Sunday, April 12, 2015

Innocence, Naïveté & Viperhood

There is no way to avoid looking naive to the outside world, childish even, while remaining a Christian. A Christian is commanded to have an open heart, with all the risk that entails. So much of our lives must look like a little child meeting a new person and walking away with the thought "I have a new friend", like a kid who doesn't understand the cost of such a relationship and so the seeming impossibility of forming one so quickly. Yet the Christian is COMMANDED to love, to see as Jesus saw, to exist in the midst of vulnerability. And like the child who is hurt by the other's inability or unwillingness to return their feelings, the Christian is hurt by a life that doesn't reflect God's love as their heart does. But the child is confused by their pain, they don't understand why they love so quickly or are so rarely responded to as they think they should be. The Christian feels the same pain, but without the confusion.

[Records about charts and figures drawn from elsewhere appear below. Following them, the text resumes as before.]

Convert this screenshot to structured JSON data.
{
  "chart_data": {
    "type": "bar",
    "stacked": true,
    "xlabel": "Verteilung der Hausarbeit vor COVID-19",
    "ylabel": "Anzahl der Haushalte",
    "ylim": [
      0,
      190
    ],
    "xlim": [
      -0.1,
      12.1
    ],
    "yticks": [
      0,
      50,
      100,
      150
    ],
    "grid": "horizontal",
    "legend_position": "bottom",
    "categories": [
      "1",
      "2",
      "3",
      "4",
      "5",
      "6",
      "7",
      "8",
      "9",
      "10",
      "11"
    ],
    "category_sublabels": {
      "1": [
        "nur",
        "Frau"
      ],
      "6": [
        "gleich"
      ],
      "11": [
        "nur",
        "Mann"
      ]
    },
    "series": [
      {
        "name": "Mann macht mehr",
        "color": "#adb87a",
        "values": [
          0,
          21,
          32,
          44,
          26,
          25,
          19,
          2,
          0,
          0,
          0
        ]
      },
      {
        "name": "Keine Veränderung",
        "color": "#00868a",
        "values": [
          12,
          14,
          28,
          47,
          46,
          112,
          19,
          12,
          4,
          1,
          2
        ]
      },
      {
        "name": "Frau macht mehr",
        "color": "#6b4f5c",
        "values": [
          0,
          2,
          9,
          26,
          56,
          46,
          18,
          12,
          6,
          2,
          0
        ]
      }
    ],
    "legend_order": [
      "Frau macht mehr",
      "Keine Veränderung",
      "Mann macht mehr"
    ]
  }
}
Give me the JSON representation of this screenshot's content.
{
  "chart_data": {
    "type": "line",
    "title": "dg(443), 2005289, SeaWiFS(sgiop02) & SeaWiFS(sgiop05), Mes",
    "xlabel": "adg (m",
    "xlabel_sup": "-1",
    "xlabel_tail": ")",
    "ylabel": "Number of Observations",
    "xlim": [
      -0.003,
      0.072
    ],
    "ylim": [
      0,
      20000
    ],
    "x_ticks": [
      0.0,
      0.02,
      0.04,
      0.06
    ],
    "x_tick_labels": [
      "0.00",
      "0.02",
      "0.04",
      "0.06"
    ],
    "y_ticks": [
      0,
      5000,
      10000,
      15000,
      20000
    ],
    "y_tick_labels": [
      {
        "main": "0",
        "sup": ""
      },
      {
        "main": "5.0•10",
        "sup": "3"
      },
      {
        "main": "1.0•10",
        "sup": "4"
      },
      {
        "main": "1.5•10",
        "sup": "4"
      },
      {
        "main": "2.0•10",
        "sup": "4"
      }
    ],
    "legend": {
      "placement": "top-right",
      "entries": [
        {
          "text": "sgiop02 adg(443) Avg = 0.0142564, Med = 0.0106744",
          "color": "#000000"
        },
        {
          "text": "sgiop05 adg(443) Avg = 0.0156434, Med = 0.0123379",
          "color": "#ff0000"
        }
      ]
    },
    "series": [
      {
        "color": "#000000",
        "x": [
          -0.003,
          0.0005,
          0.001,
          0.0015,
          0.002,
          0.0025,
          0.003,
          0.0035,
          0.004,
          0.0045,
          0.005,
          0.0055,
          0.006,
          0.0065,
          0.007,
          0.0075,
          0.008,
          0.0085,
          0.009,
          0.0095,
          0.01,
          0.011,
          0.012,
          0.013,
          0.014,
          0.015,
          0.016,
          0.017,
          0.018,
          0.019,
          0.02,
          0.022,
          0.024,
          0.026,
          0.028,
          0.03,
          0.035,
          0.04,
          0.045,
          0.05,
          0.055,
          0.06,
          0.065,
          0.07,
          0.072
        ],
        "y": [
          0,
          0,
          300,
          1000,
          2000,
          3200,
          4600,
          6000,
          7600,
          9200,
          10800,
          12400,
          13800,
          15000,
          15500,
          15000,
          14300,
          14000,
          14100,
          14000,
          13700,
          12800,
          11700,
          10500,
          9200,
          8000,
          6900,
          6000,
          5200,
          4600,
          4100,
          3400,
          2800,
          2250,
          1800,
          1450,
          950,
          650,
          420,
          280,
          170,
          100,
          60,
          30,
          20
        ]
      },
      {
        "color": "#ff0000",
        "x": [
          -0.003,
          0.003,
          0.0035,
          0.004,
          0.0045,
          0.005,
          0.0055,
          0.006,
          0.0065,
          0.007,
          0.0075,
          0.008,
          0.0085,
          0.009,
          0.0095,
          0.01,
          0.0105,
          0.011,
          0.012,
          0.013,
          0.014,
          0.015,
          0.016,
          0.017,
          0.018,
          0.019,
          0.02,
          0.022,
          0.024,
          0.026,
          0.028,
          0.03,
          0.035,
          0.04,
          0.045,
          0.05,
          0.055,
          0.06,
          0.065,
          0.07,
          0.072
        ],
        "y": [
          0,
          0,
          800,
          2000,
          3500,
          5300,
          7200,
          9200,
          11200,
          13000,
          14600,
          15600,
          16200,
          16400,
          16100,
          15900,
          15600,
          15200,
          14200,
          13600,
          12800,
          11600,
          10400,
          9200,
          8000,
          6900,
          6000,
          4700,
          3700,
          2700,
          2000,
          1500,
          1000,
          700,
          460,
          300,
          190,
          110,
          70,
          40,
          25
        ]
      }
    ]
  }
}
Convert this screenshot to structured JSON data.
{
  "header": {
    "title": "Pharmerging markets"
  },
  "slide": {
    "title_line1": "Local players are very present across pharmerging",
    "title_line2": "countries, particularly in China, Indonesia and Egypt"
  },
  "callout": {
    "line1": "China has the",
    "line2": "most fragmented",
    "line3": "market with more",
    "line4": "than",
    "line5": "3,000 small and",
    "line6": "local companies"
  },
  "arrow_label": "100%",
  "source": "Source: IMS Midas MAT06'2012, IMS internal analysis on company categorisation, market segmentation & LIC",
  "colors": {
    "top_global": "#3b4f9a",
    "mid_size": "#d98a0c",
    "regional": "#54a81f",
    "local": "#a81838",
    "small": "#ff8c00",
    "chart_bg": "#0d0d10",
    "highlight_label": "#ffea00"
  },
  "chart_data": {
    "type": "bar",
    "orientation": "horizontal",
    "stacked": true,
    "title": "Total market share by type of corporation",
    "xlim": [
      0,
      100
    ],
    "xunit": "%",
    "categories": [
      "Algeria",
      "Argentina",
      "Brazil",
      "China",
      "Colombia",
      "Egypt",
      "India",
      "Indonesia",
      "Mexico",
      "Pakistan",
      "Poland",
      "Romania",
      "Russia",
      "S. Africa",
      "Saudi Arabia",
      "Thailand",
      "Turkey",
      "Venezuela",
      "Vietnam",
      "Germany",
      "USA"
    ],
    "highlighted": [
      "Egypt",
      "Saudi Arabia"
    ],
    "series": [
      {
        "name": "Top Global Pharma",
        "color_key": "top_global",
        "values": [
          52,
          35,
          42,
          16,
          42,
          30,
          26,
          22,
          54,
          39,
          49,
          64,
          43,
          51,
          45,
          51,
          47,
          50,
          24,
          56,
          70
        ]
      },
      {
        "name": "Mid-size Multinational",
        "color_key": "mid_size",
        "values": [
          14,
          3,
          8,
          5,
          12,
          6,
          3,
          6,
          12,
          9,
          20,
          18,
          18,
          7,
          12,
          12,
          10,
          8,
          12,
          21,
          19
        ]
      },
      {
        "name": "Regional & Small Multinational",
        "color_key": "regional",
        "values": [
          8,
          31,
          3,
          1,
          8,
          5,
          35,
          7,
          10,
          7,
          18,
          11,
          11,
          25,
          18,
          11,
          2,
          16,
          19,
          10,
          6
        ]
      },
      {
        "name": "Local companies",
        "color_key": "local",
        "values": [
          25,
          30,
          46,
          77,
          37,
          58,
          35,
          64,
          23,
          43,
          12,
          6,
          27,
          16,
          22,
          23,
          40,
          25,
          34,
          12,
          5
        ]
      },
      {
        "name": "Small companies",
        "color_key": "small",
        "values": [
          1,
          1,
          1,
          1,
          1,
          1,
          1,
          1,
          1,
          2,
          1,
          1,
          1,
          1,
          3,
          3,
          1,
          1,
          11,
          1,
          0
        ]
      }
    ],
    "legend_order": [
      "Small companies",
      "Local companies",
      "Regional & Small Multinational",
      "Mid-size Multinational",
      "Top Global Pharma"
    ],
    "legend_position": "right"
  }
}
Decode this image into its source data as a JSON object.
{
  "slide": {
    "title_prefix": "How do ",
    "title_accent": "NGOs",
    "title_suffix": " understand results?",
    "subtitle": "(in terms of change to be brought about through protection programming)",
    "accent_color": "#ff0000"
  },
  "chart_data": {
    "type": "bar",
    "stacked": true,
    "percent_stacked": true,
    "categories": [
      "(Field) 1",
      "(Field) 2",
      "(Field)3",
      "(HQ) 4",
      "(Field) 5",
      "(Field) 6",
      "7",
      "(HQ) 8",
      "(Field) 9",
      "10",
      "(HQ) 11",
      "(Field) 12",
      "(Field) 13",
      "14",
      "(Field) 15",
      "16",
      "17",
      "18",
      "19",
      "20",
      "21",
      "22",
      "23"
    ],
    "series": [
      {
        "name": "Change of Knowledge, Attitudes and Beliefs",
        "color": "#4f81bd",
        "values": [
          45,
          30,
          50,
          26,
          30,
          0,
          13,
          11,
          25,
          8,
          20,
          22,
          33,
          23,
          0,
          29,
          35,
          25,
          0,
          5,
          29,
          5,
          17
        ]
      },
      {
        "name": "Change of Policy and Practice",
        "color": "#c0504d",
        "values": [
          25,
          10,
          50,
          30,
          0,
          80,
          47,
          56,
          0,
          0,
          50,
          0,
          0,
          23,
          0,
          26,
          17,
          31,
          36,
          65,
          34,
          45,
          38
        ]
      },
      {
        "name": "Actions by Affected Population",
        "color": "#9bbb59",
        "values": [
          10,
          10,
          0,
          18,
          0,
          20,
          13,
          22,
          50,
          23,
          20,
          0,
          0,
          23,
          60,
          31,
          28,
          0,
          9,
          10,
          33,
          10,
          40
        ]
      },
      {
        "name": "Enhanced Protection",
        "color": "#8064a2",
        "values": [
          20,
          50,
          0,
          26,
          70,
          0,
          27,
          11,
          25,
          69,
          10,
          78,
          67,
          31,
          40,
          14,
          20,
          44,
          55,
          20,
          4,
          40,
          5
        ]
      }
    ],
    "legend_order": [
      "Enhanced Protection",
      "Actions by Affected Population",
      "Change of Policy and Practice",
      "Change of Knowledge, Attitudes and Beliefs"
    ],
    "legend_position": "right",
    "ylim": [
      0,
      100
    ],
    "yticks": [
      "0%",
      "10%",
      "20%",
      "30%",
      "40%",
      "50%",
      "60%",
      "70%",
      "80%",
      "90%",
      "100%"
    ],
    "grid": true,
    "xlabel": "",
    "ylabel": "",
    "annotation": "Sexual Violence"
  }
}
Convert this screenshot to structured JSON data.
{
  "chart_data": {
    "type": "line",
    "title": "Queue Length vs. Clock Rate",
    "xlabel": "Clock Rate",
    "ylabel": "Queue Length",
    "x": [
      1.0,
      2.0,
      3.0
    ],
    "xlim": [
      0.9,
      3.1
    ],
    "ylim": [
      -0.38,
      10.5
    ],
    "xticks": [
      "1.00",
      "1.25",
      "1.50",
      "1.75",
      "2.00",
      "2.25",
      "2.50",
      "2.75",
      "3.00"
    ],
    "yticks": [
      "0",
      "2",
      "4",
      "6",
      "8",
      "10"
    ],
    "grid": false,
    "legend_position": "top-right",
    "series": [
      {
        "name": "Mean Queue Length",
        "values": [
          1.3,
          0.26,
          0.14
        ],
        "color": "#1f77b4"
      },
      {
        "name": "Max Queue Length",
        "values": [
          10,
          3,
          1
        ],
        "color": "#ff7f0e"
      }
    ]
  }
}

A committed Christian knows the horrible truth of the Cross. They know that life is still dominated by sin, a sin that murdered our Lord when He entered this world. And so there is no naivete in their response to life. It is a conscious choice. We don't have to like it, or even make peace with it, but we cannot honestly say we don't understand it. Innocent as doves and sly as vipers. Move the world around like a chess board, but with God and other people as your ultimate ends. Be smarter than sin, but never respond to the world as sin demands, but only as God demands. Love, love, love, love, love everyone you get a chance to love, whether they can understand it or not, whether they are able to respond in kind or not. Understand the constraints of life and human nature, forgive and accept when others are unable to relate to you as you are to them. Know the depth and horror of sin. Be not confused or afraid. Respond as that child. Reason as an adult.